Extend stdconv converters: divide for 4-byte numbers, string conversion

git-developer commented 1 year ago

This PR adds a few functions that I was missing when integrating an energy meter:

Divide for numbers spanning 4 bytes (2 registers)
Conversion from multiple registers to a string

The conversions consider the byte-order (big-endian / little-endian), using the same keyword low_first as the existing converters.

Example config (from a real energy meter, model ALD1D5F from SBC):

  objects:
    - topic: mqmgateway/demo-meter/energy-total
      state:
        register: rtutest.30.28
        register_type: holding
        count: 2
        converter: std.divide(100)
    - topic: mqmgateway/demo-meter/type
      state:
        register: rtutest.30.7
        register_type: holding
        count: 8
        converter: std.string(low_first)

git-developer commented 1 year ago

This PR may be tested with the docker image ckware/mqmgateway:feature-stdconv (multi-arch, based on alpine, including exprtk).

BlackZork commented 1 year ago

Many thanks for your contribution!. Due to dual-licensing I need CLA for this pull request. Please contact me directly at lm@zork.pl. Thanks!

git-developer commented 1 year ago

I sent you a mail.

BlackZork commented 1 year ago

I merged std.divide, added tests for missing cases and fixed some bugs. See d762742.

For divide there is still a problem with uint32 value. I think in near future I would have to introduce positional arguments, so one can write std.divide(5, value_type=uint, precision=3) or just std.divide(5) for default int value and precision=6`

As for string, do you have any example for a device, where string data is encoded in such a strange way as with "low_first" args? An example "12345" encoded as 0x3231 0x3433 0x0035. It looks very strange to swap pair of string bytes in each register separately. Swapped termination byte (0x0) before last data byte looks super strange...

If not, I would rather not add this low_first conversion and support only default one, when string bytes are encoded in subsequent registers from left to right. Looking at the code I this there is a bug in toMqtt when 0x0 is not at last byte in last register. When we encounter 0x0 we should stop processing rest of register data.

git-developer commented 1 year ago

For divide there is still a problem with uint32 value. I think in near future I would have to introduce positional arguments, so one can write std.divide(5, value_type=uint, precision=3) or just std.divide(5) for default int value and precision=6`

Positional arguments would be great. uint32 is not the only type that need special handling. Some energy meters (e.g. Eastron SDM120) use the 32-Bit float dataype (which is currently not supported by mqmgateway). With a value_type argument, divide() could be extended for float later on.

As for string, do you have any example for a device, where string data is encoded in such a strange way as with "low_first" args?
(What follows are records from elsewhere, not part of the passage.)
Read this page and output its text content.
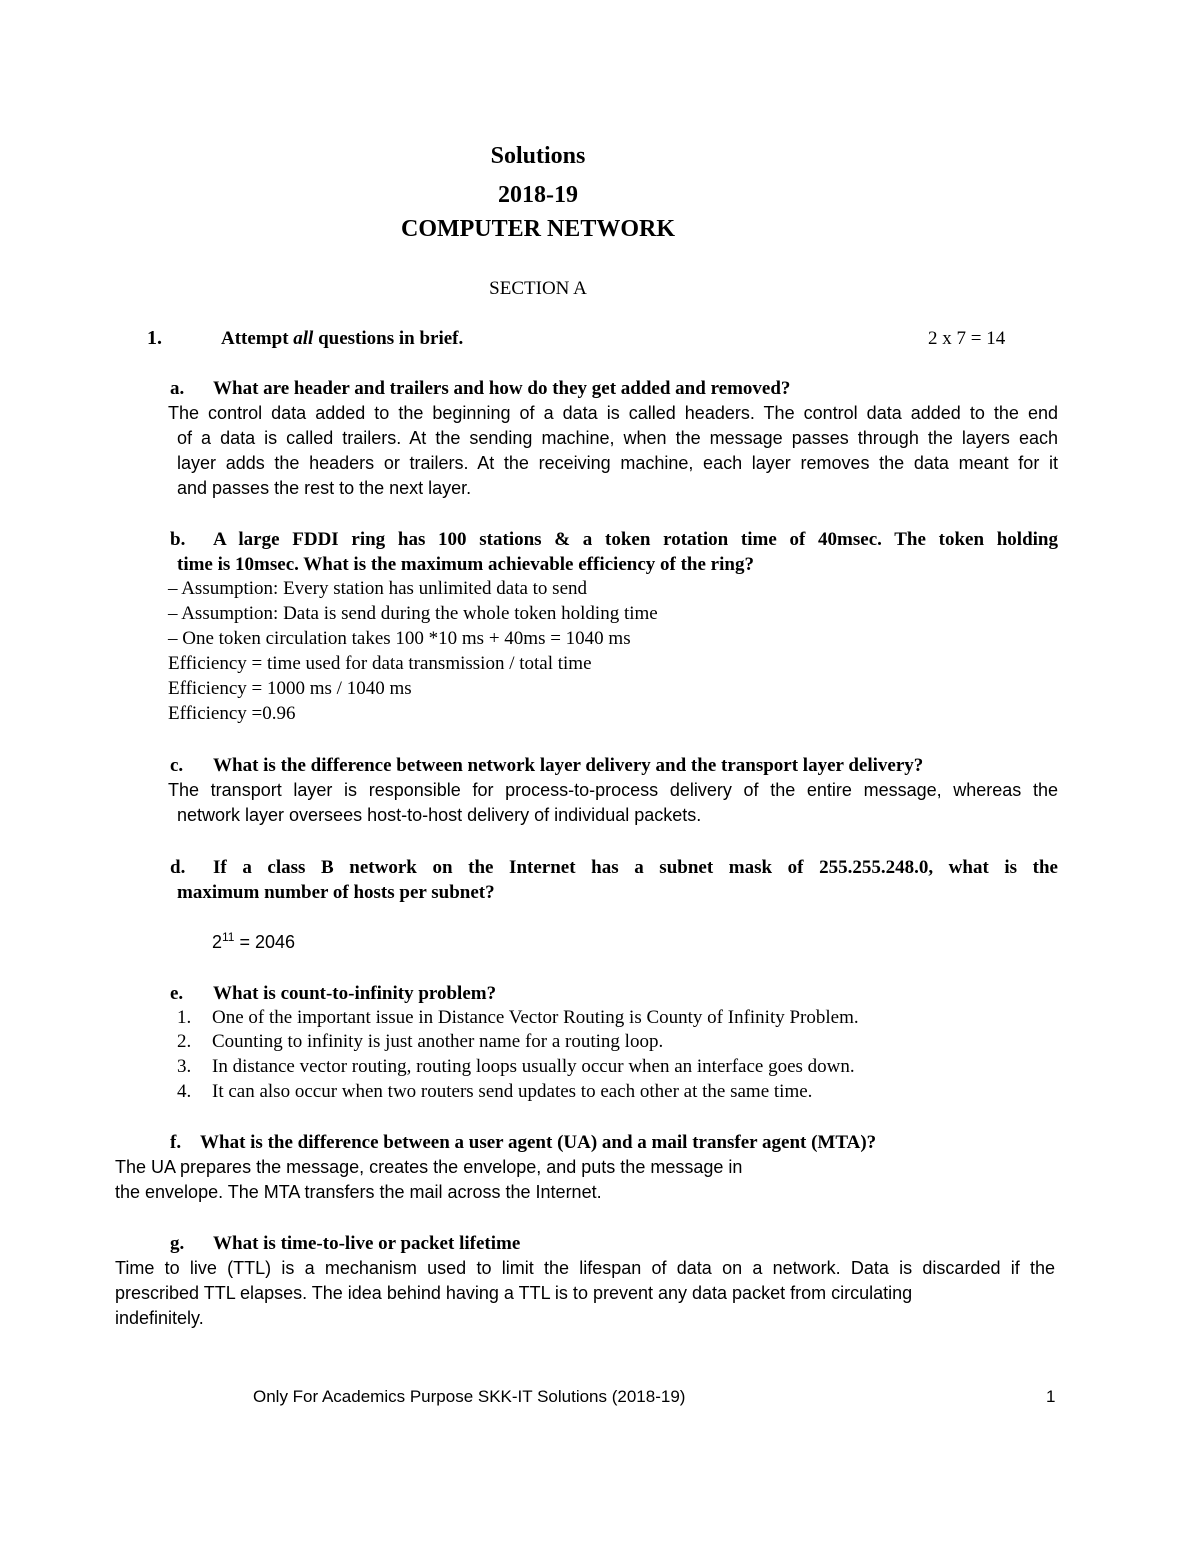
Solutions
2018-19
COMPUTER NETWORK
SECTION A
1.	Attempt all questions in brief.	2 x 7 = 14
a. What are header and trailers and how do they get added and removed?
The control data added to the beginning of a data is called headers. The control data added to the end
of a data is called trailers. At the sending machine, when the message passes through the layers each
layer adds the headers or trailers. At the receiving machine, each layer removes the data meant for it
and passes the rest to the next layer.
b. A large FDDI ring has 100 stations & a token rotation time of 40msec. The token holding
time is 10msec. What is the maximum achievable efficiency of the ring?
– Assumption: Every station has unlimited data to send
– Assumption: Data is send during the whole token holding time
– One token circulation takes 100 *10 ms + 40ms = 1040 ms
Efficiency = time used for data transmission / total time
Efficiency = 1000 ms / 1040 ms
Efficiency =0.96
c. What is the difference between network layer delivery and the transport layer delivery?
The transport layer is responsible for process-to-process delivery of the entire message, whereas the
network layer oversees host-to-host delivery of individual packets.
d. If a class B network on the Internet has a subnet mask of 255.255.248.0, what is the
maximum number of hosts per subnet?
$2^{11} = 2046$
e. What is count-to-infinity problem?
1. One of the important issue in Distance Vector Routing is County of Infinity Problem.
2. Counting to infinity is just another name for a routing loop.
3. In distance vector routing, routing loops usually occur when an interface goes down.
4. It can also occur when two routers send updates to each other at the same time.
f. What is the difference between a user agent (UA) and a mail transfer agent (MTA)?
The UA prepares the message, creates the envelope, and puts the message in
the envelope. The MTA transfers the mail across the Internet.
g. What is time-to-live or packet lifetime
Time to live (TTL) is a mechanism used to limit the lifespan of data on a network. Data is discarded if the
prescribed TTL elapses. The idea behind having a TTL is to prevent any data packet from circulating
indefinitely.
Only For Academics Purpose SKK-IT Solutions (2018-19)	1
An example "12345" encoded as 0x3231 0x3433 0x0035. It looks very strange to swap pair of string bytes in each register separately. Swapped termination byte (0x0) before last data byte looks super strange...

Yes, I agree this looks quite strange. The energy meter SBC ALD1D5F (docs) behaves like this. The string is spanning multiple registers (see registers 7-14 on page 6 in the manual). I assume the device is big-endian, and processing is done per-register internally. The last register (14) contains a single character 0x30 which is 0x0030 in big-endian, so swapping to little-endian gives [0x30, 0x00]. I can post a dump if that helps (but this will not be before end of July).
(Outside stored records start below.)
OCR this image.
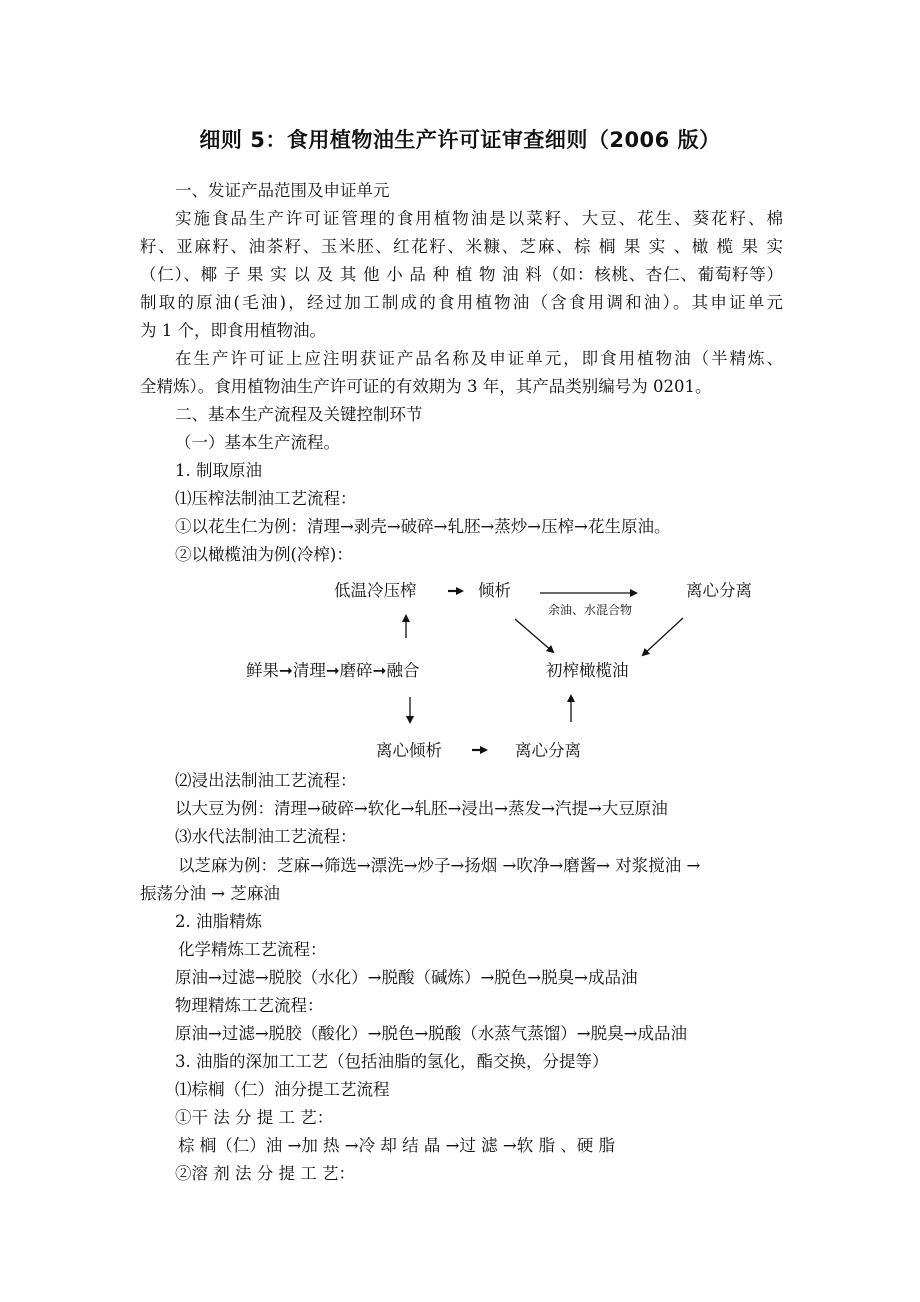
细则 5：食用植物油生产许可证审查细则（2006 版）
一、发证产品范围及申证单元
实施食品生产许可证管理的食用植物油是以菜籽、大豆、花生、葵花籽、棉
籽、亚麻籽、油茶籽、玉米胚、红花籽、米糠、芝麻、棕 榈 果 实 、橄 榄 果 实
（仁）、椰 子 果 实 以 及 其 他 小 品 种 植 物 油 料（如：核桃、杏仁、葡萄籽等）
制取的原油(毛油)，经过加工制成的食用植物油（含食用调和油）。其申证单元
为 1 个，即食用植物油。
在生产许可证上应注明获证产品名称及申证单元，即食用植物油（半精炼、
全精炼）。食用植物油生产许可证的有效期为 3 年，其产品类别编号为 0201。
二、基本生产流程及关键控制环节
（一）基本生产流程。
1. 制取原油
⑴压榨法制油工艺流程：
①以花生仁为例：清理→剥壳→破碎→轧胚→蒸炒→压榨→花生原油。
②以橄榄油为例(冷榨)：
低温冷压榨	倾析	离心分离
余油、水混合物
鲜果➞清理➞磨碎➞融合	初榨橄榄油
离心倾析	离心分离
⑵浸出法制油工艺流程：
以大豆为例：清理→破碎→软化→轧胚→浸出→蒸发→汽提→大豆原油
⑶水代法制油工艺流程：
以芝麻为例：芝麻→筛选→漂洗→炒子→扬烟 →吹净→磨酱→ 对浆搅油 →
振荡分油 → 芝麻油
2. 油脂精炼
化学精炼工艺流程：
原油→过滤→脱胶（水化）→脱酸（碱炼）→脱色→脱臭→成品油
物理精炼工艺流程：
原油→过滤→脱胶（酸化）→脱色→脱酸（水蒸气蒸馏）→脱臭→成品油
3. 油脂的深加工工艺（包括油脂的氢化，酯交换，分提等）
⑴棕榈（仁）油分提工艺流程
①干 法 分 提 工 艺：
棕 榈（仁）油 →加 热 →冷 却 结 晶 →过 滤 →软 脂 、硬 脂
②溶 剂 法 分 提 工 艺：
there is a bug in toMqtt when 0x0 is not at last byte in last register

In my first implementation, I handled this case (null byte not at the end) explicitely, but then removed it later on because the behavior should be the same: A byte sequence that contains a null byte (0x0) in the middle is not a string. The behavior of the current code will return all the characters before the first null byte. For example, the byte array [0x41, 0x00, 0x42, 0x43] (A\0 BC in little-endian) interpreted as string will give A. We could stop processing when the first null byte occurs, but the behavior will be the same. If I don't miss something here and you agree, I could add a test case to make that more clear.
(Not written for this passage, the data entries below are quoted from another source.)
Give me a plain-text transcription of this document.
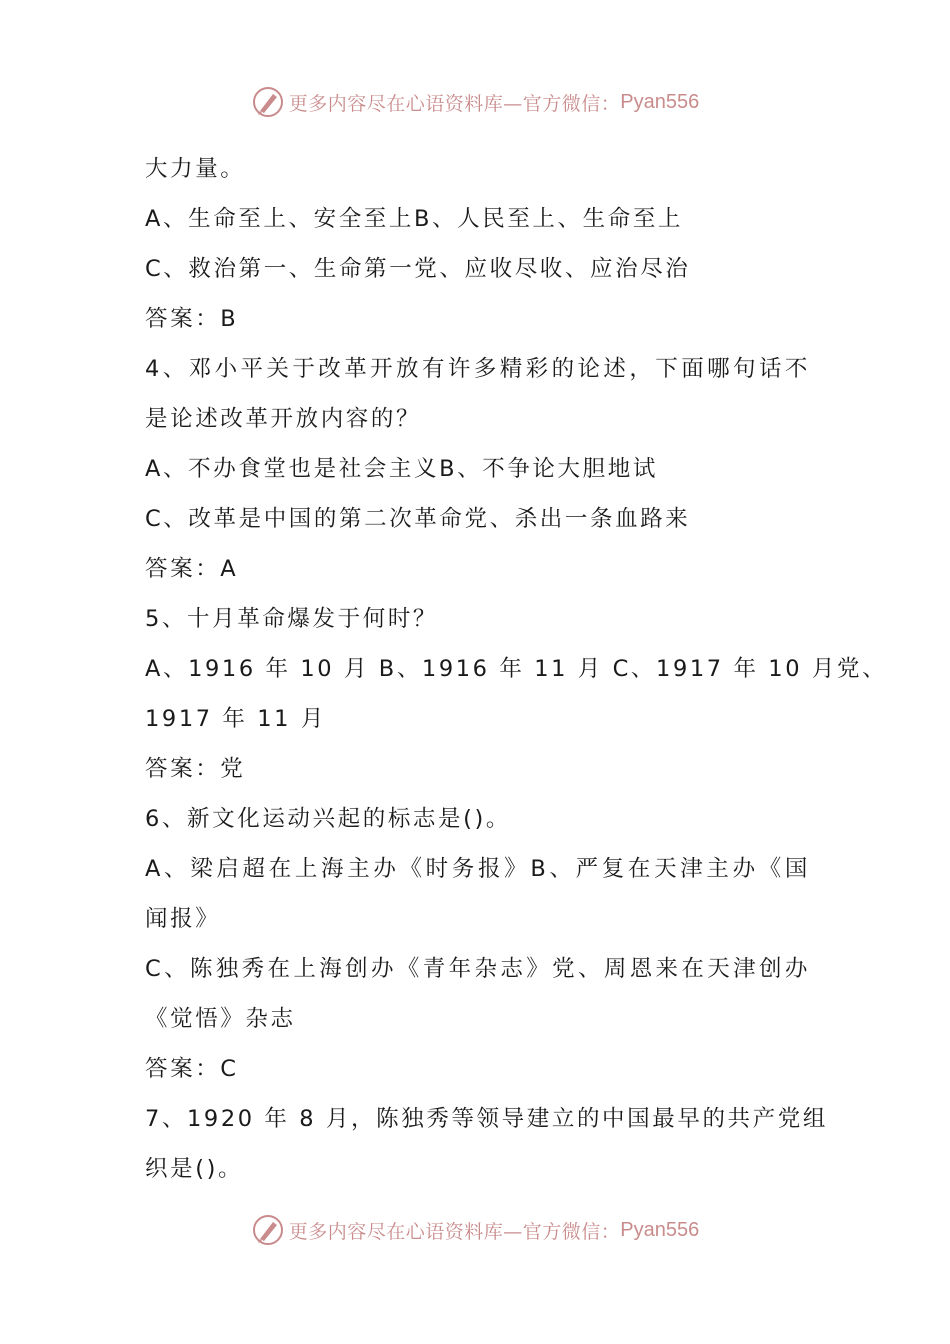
更多内容尽在心语资料库—官方微信： Pyan556
大力量。
A、生命至上、安全至上B、人民至上、生命至上
C、救治第一、生命第一党、应收尽收、应治尽治
答案：B
4、邓小平关于改革开放有许多精彩的论述，下面哪句话不
是论述改革开放内容的？
A、不办食堂也是社会主义B、不争论大胆地试
C、改革是中国的第二次革命党、杀出一条血路来
答案：A
5、十月革命爆发于何时？
A、1916 年 10 月 B、1916 年 11 月 C、1917 年 10 月党、
1917 年 11 月
答案：党
6、新文化运动兴起的标志是()。
A、梁启超在上海主办《时务报》B、严复在天津主办《国
闻报》
C、陈独秀在上海创办《青年杂志》党、周恩来在天津创办
《觉悟》杂志
答案：C
7、1920 年 8 月，陈独秀等领导建立的中国最早的共产党组
织是()。
更多内容尽在心语资料库—官方微信： Pyan556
BlackZork commented 1 year ago

Positional arguments would be great. uint32 is not the only type that need special handling. Some energy meters (e.g. Eastron SDM120) use the 32-Bit float dataype (which is currently not supported by mqmgateway). With a value_type argument, divide() could be extended for float later on.

When time allows in the future I also plan to extend exprtk plugin and add functions for int32le, int32be, uint32le, flt32le etc.., so you can use it instead of stdconv:

expr.evaluate("int32le(R1,R2)/100", 3)

As for string, I would rather not mix byte order dedicated for int/double values "low_first/high_first" for string encoding. Better use well known character encoding names where possible: ascii, iso-8851, utf-8, utf-16be, utf-16le etc. The problem is how to name this strange encoding that SBC energy meter does :-)

Looking at manual I understand that we have 8 2-character ascii strings, each encoded on big-endian uint16, that we should concentrate.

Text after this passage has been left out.